Como vemos os desafios Futuros são aplicar os novos modelos de Financiamento já propostos (ou encontrar novos), que garantam a sustentabilidade do estado social. Seja financiar por Outcomes, condicionado ao desempenho do medicamento no mundo real; ao pagamento por resultados ou financiamento condicionado a geração de evidência adicional. Com estes modelos propostos pela IF que são justos e objetivos, existe uma real Partilha de Risco. Fomentando um clima socioeconómico favorável, que reforçe os fatores de atratividade para o investimento em Portugal. Garanta o acesso, a sustentabilidade do sistema e incentivos adequados à inovação para a Indústria Farmacêutica, atraindo investimento para o nosso país.

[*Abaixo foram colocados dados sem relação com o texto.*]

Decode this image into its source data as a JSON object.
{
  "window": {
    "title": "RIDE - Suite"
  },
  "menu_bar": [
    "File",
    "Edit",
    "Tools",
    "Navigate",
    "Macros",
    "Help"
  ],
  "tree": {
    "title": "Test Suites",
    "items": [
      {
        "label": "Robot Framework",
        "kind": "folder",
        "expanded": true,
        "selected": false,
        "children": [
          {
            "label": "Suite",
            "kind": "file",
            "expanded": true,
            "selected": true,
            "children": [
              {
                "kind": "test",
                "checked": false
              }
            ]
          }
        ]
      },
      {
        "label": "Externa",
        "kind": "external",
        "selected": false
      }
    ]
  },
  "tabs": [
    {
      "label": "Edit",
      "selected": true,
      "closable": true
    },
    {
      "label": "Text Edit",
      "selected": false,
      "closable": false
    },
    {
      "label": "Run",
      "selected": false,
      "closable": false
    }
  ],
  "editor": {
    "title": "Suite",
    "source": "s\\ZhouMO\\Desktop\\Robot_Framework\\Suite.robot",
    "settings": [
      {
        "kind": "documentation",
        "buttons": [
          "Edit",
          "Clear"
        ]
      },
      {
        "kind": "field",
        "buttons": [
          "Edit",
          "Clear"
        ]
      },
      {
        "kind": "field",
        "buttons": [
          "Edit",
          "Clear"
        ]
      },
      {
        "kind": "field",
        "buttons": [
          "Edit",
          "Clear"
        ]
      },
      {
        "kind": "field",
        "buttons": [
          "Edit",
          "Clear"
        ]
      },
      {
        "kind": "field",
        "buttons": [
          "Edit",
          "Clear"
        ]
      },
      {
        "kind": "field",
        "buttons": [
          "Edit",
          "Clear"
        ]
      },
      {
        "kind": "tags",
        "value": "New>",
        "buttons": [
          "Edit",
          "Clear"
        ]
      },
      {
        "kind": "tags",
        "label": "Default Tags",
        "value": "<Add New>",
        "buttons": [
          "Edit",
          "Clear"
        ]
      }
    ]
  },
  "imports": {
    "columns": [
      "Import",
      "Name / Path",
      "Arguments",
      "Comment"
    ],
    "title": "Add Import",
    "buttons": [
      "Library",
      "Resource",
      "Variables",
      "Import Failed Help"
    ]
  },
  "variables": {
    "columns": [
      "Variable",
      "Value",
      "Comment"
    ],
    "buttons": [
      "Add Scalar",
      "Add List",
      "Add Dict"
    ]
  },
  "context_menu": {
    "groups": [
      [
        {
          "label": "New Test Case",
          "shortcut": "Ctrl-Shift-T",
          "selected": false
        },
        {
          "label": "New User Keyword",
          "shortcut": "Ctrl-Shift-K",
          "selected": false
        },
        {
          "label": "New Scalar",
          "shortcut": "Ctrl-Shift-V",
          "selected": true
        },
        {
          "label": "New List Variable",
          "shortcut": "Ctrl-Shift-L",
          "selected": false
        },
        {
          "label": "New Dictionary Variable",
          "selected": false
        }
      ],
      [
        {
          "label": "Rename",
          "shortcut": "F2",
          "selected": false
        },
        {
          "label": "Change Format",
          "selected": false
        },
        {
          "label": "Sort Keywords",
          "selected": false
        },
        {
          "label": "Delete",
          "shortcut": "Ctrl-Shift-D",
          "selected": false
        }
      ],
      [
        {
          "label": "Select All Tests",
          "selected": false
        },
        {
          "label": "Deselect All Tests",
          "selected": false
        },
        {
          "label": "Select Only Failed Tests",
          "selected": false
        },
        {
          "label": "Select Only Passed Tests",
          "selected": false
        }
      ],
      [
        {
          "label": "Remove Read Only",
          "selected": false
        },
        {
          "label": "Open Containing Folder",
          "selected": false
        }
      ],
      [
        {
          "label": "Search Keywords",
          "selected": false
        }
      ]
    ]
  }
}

Quais são as previsões para 2025?

Acredito que a revisão de preços a ocorrer até final do ano vai ser idêntica à do ano anterior, permitindo alguma estabilidade no acesso ao medicamento. Também que iremos renovar o acordo entre a Apifarma e o Governo, permitindo que os produtos de preço mais barato, subam preços. Acabar com a política de CAPs é um desígnio, para erradicar uma injustiça para a IF e para o doente. Por outro lado, garantir confiança através da previsão fiscal e legislativa. Se conseguirmos tudo isto, que não é tão complicado como parece devido à elevada qualidade dos elementos do Ministério da saúde, conseguiremos focar na sustentabilidade do sistema nacional de saúde. O mais importante para os cidadãos!

Este artigo faz parte do Caderno Especial “O futuro da Saúde”, publicado na edição de Novembro (n.º 224) da Executive Digest.